Se bem todos os objetivos esperados a serem alcançados pela lei são importantes, gostaria de fazer foco naquele que diz: “.... Garantir a todos o acesso à informação, orientação e métodos referidos à saúde sexual e procriação responsável. ” (Inc. f). O acesso à informação em relação ao tema é, na minha opinião, um dos pontos mais importantes da lei, porque vai fazer com que as escolas sejam um dos centros de informação por excelência na formação do sujeito.


O artigo 5 diz que é o Ministério de Saúde junto com o Ministério de Desenvolvimento Social os que capacitarão os educadores com o fim de formar agentes capazes de efetivarem a norma. Essa capacitação tem a ver com a atualização dos conhecimentos, a criação de espaços de reflexão, criação de programas jurisdicionais relacionados com o assunto central da lei, etc.

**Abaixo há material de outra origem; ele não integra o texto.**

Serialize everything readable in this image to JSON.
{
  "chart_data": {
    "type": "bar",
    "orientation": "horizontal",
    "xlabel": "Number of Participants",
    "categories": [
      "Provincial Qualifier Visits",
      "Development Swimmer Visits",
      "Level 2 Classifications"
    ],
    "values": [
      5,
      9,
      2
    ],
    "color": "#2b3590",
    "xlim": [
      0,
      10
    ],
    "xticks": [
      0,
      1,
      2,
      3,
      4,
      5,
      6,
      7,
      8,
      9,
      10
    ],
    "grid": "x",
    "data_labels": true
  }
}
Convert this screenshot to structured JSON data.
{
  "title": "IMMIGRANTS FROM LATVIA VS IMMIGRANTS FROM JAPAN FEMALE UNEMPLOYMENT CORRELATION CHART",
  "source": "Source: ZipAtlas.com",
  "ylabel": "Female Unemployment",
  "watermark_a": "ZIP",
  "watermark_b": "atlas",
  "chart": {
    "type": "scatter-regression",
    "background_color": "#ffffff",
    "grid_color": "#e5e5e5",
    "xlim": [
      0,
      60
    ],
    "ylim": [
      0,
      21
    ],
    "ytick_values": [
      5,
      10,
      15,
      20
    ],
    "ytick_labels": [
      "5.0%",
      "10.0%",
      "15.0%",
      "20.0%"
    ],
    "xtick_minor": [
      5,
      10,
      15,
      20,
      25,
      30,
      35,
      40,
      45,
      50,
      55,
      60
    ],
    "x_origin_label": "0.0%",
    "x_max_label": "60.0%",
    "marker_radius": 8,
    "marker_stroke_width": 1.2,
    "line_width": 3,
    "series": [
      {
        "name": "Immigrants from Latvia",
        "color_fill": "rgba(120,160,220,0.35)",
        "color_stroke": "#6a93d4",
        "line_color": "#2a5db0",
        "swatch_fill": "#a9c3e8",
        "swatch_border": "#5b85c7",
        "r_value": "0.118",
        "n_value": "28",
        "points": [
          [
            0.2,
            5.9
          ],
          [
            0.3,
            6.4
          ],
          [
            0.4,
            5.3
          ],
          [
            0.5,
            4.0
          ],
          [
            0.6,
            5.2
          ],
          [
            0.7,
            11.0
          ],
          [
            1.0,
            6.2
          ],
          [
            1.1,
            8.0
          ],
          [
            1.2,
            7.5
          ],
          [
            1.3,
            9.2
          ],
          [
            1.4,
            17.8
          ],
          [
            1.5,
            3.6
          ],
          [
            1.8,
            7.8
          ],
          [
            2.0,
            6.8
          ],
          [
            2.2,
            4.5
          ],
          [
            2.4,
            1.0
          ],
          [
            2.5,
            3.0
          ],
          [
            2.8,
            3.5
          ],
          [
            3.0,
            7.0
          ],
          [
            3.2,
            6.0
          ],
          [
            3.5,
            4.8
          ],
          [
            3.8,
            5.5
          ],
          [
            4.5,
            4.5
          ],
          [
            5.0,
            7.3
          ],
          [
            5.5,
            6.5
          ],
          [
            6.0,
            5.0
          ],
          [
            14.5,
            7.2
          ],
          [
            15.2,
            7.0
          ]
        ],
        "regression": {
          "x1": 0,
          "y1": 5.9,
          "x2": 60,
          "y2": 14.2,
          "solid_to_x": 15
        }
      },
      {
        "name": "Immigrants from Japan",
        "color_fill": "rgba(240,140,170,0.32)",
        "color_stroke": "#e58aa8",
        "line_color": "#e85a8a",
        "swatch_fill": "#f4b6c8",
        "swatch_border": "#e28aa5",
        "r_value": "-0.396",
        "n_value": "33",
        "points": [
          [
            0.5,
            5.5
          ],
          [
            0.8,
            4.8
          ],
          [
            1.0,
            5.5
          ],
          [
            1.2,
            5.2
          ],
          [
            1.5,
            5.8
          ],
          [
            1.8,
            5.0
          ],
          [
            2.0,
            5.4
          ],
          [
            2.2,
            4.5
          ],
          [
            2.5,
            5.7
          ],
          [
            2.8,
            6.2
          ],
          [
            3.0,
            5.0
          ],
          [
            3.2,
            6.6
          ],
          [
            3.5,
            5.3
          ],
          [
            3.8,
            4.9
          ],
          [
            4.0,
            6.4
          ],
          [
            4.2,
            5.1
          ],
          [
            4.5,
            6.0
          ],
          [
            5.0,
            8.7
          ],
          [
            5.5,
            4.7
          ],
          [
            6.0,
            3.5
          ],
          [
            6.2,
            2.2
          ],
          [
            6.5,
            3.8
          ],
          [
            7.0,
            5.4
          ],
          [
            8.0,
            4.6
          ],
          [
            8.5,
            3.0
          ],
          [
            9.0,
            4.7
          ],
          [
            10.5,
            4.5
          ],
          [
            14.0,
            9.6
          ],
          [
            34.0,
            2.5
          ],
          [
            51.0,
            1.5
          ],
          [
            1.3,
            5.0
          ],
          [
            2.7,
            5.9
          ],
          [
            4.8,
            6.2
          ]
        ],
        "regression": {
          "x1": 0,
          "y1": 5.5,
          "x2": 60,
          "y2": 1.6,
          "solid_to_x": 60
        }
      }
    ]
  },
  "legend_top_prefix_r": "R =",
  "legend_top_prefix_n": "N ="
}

Por último, o artigo 9 diz que: “As instituições educativas públicas de gestão privada confessional ou não, darão cumprimento à presente norma no marco das suas convicções. ” Este artigo é aquele que introduz a aplicação da lei dentro do âmbito educativo, dentro das escolas. Dita introdução é equivalente tanto para as escolas da rede pública quanto aquelas da rede privada, mesmo quando forem confessionais. Este artigo traz um debate muito forte devido que muitas famílias conservadoras se negaram de forma rotunda ao fato de seus filhos receberem qualquer tipo de informação em relação à educação sexual fora do âmbito familiar.


2.1.b A Lei 26.150 de “Programa Nacional de Educação Sexual Integral”

Foi sancionada e promulgada pelo Senado e pela Câmara de Deputados no dia 4 de outubro de 2006. Entre seus objetivos principais, estabelecidos no artigo 2, estão a incorporação da educação sexual integral dentro das propostas educativas; assegurar a transmissão de conhecimentos pertinentes e confiáveis atualizados; promover atitudes responsáveis ante a sexualidade, prevenir problemas relacionados com a saúde em geral e a saúde sexual e reprodutiva; fomentar a igualdade de tratamento e oportunidades tanto em homens quanto em mulheres.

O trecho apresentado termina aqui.